Esensi kebaikan adalah arti yang paling dasar dari sebuah fakta kebaikan, sedangkan nilai kebaikan adalah arti dari sebuah nilai yang mengacu pada sikap yang baik untuk dapat ditunjukkan melalui cara atau sikap dari kebaikan itu disampaikan, seperti keramahan, kemurahan hati, dan perhatian kepada orang lain dan atau kepada diri sendiri. Sebab banyak yang melakukan perbuatan yang baik, namun kehilangan esensi kebaikannya. Hal itu disebabkan dari motivasi apa yang ingin diraihnya untuk mendapatkan side efek dibalik kebaikan apa yang dilakukannya. Sehingga sering orang menilai, bagaimana dan untuk apa kebaikan dari seseorang itu diwujudkannya. Maka menjadi wajar jika apa yang dilakukan seseorang akan dilihat oleh orang lain pada motivasi apa yang menyelimuti perbuatan baiknya.
Melakukan kebaikan tidak selamanya dipahami sebagai sesuatu cara yang lemah lembut sebagai upaya dalam menyampaikannya. Sikap tegas bahkan menampakkan kemarahan terhadap penindasan atau kepada mereka yang sengaja melakukan kesalahan yang fatal dari seorang pemimpin pun bisa dianggap sebagai sebuah kebaikan. Oleh karenanya, kebaikan acapkali disandingkan dengan kebenaran. Manakala kebaikan tersebut dirujuk pada suatu keadaan untuk apa dan bagaimana mempertahankan sikap yang baik itu agar tetap terjaga. Sebab dipahami bahwa tanpa menjaga nilai kebaikan, akan mustahil kita hidup hanya sebatas membelah persoalan dari sisi benar dan salah untuk merespon berbagai keadaan.
Sering orang menilai bahwa kebenaran bersifat vertikal oleh karena datangnya dari Tuhan sebagai pemaknaan pada pengertian kebenaran yang absolut. Walau banyak teori-teori kebenaran dalam aspek ilmu pengetahuan yang menyampaikan kebenaran pada perspektif yang berbeda. Seperti teori kebenaran yang bersifat korespondensi dimana pada teori ini seseorang akan menemukan dua realitas yang berada dihadapan manusia. Sehingga pada teori ini kebenaran yang dimaksudkan adalah kesesuaian antara pernyataan dengan kenyataannya.
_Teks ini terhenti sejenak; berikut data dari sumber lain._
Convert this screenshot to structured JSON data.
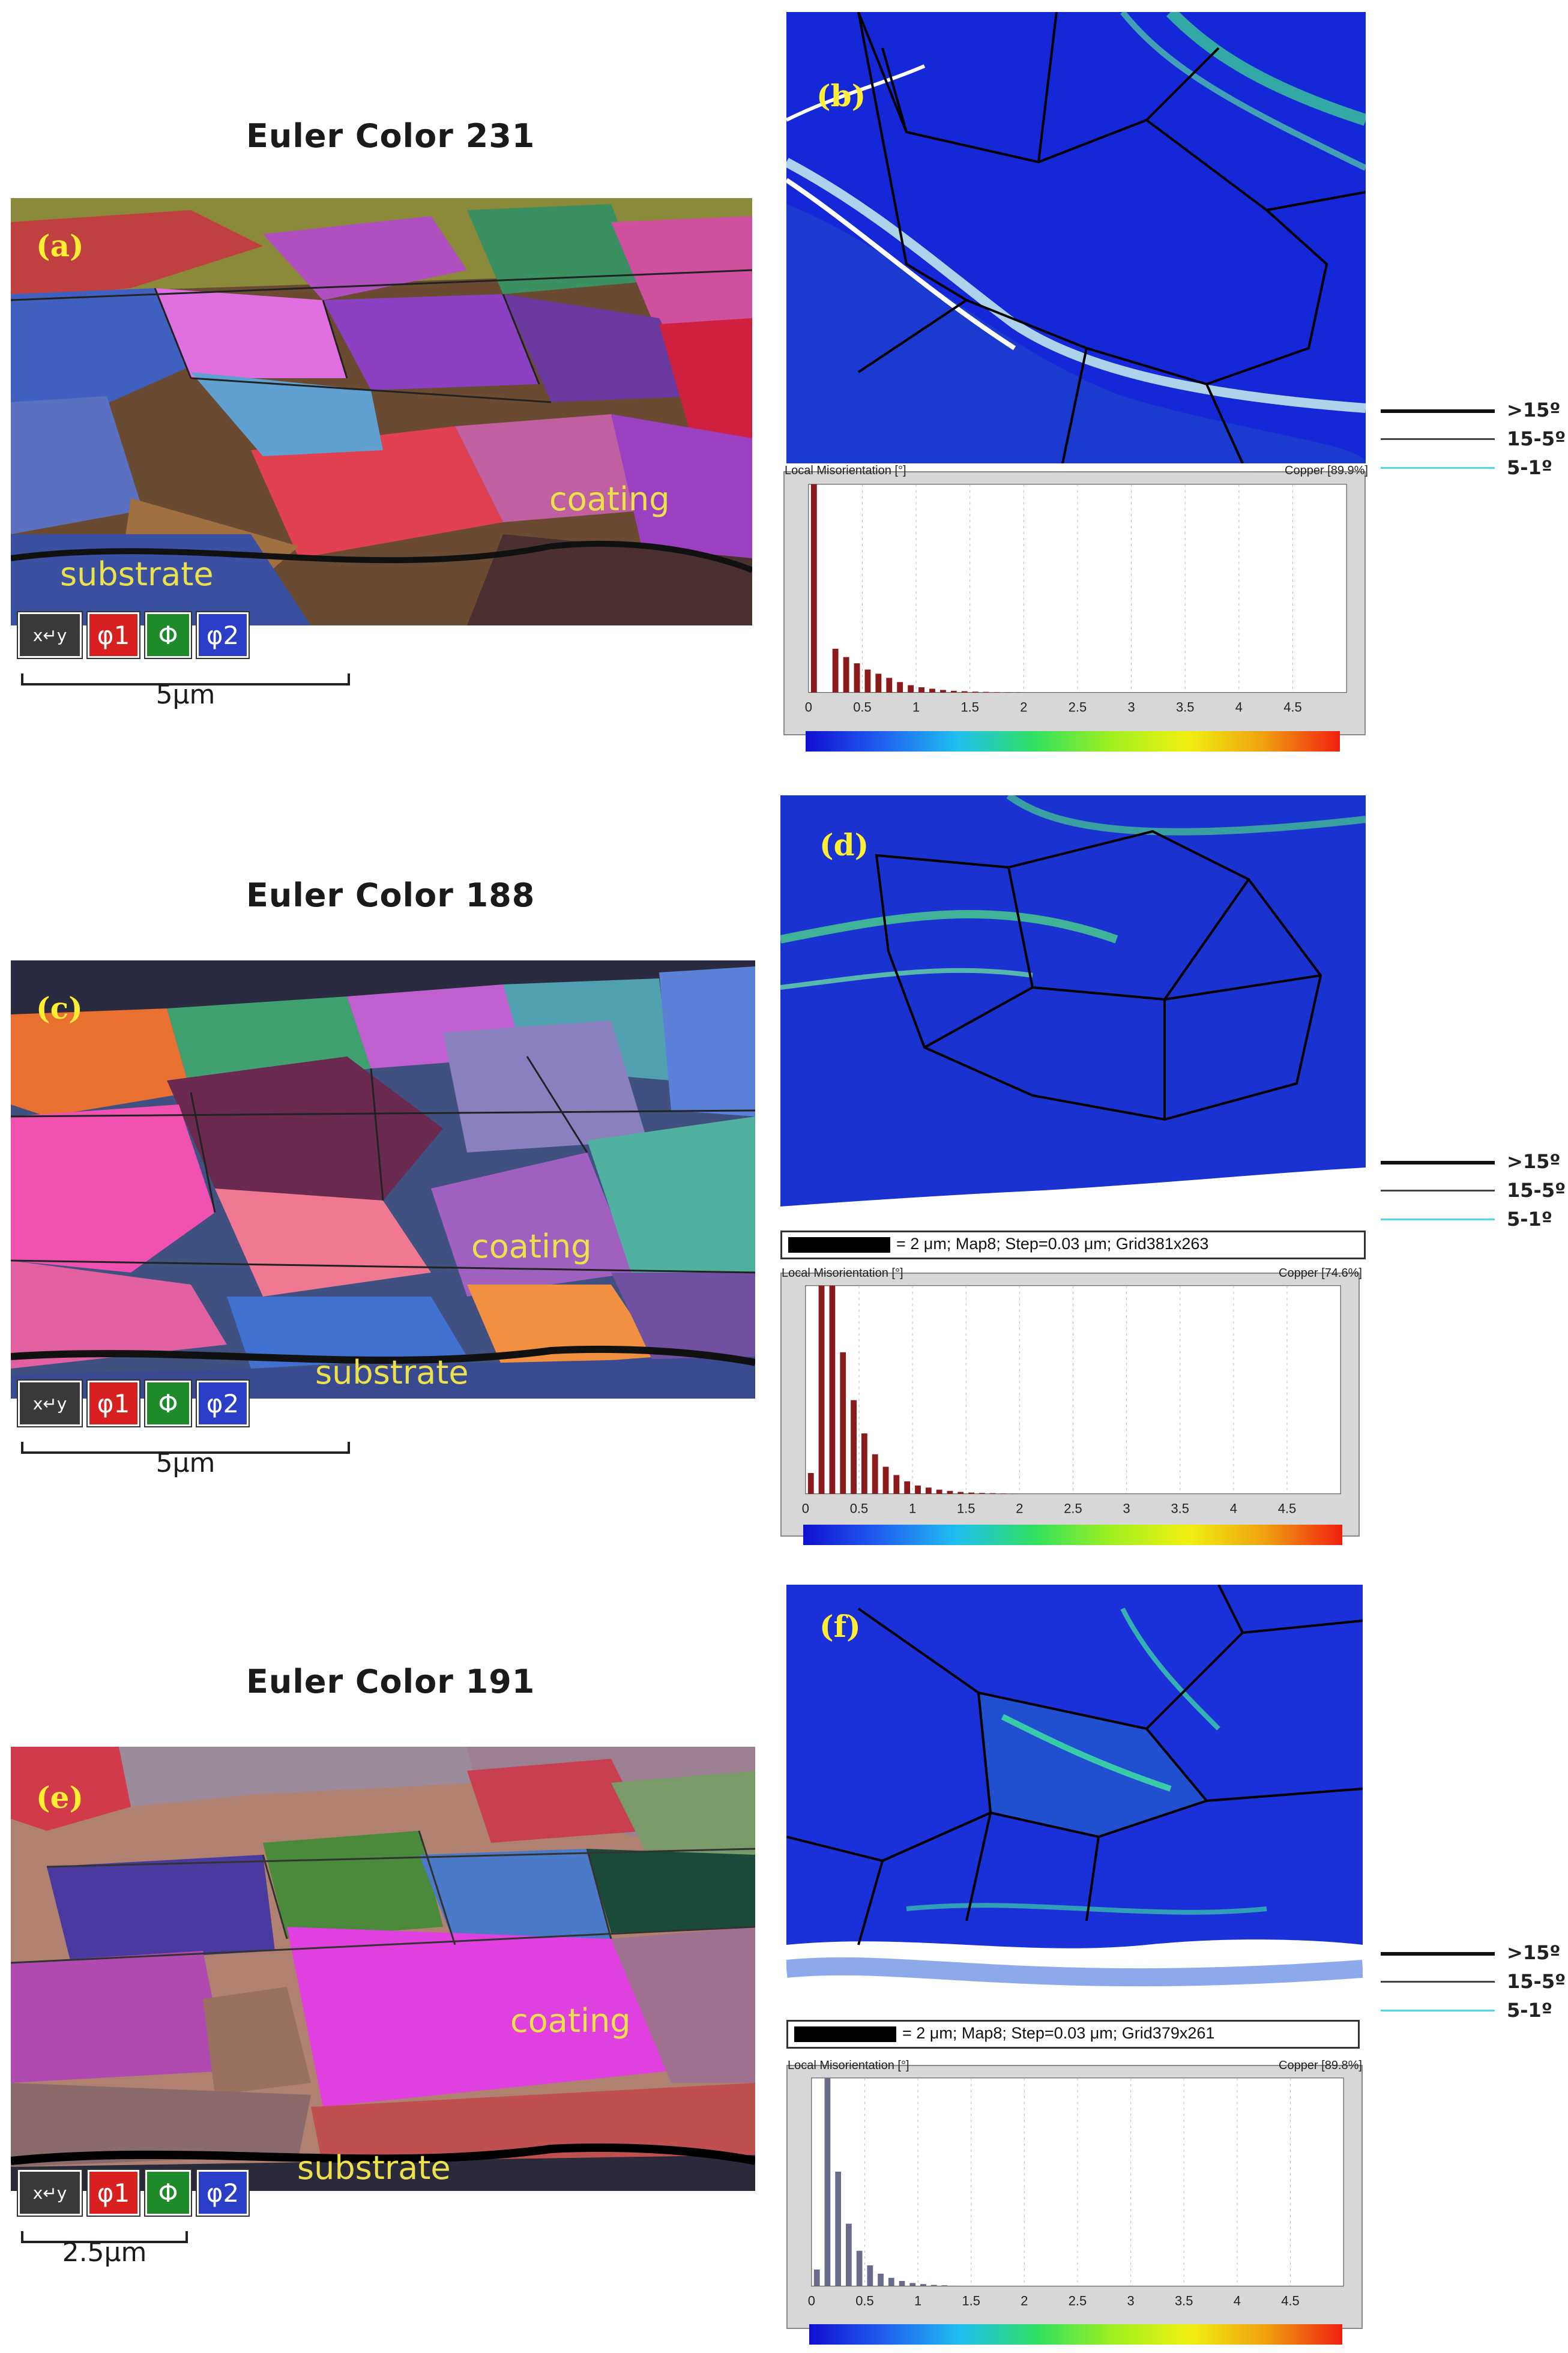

Lain lagi dengan teori kebenaran koherensi / konsistensi yang menyebutkan bahwa suatu kebenaran harus sesuai dengan jaringan komprehensif dari berbagai pernyataan yang berhubungan secara logis.
Adapun teori lain yang tak kalah pentingnya untuk disimak yaitu teori kebenaran pragmatis yang mengungkapkan pandangannya tentang konsekuensi ilmiah. Sehingga benar tidaknya suatu dalil tergantung kepada seberapa berfaedah dalil tersebut bagi manusia, maka teori ini lebih bersifat fungsional dalam kehidupan praktis. Dan yang terakhir adalah sebagaimana yang penulis sampaikan diatas, yaitu teori Kebenaran yang berlandaskan agama. Dimana agama memiliki caranya sendiri dalam memberikan jawaban atas segala persoalan yang dipertanyakan manusia. Baik tentang alam semesta, manusia, maupun tentang keberadaan itu Tuhan. sandaran teori ini bersumber dari wahyu yang berasal dari Tuhan untuk disampaikan kepada utusannya.
Sedangkan kebaikan lebih kepada sifat horizontal yang dilakukan dari dan untuk antar sesama manusia, sekalipun kebaikan juga dapat berlaku kepada segenap mahluk dan alam semesta ini. Sehingga persesuaian antara kebaikan dan kebenaran itulah yang disebut sebagai perbuatan yang bijak atau bijaksana. Sedangkan yang dimaksud dengan pengertian bijaksana adalah suatu tindakan yang dilakukan dengan mempertimbangkan seluruh aspek yang terkait dengan sesuatu hal, tidak berfokus pada diri sendiri melainkan pada tujuan bersama, serta mampu mempertimbangkan dampak yang terjadi baik jangka pendek, menengah, maupun panjang sehingga berakibat kepada dampak positif bukan saja bagi pelakunya melainkan juga apapun disekitarnya, termasuk kepada masyarakat secara umum.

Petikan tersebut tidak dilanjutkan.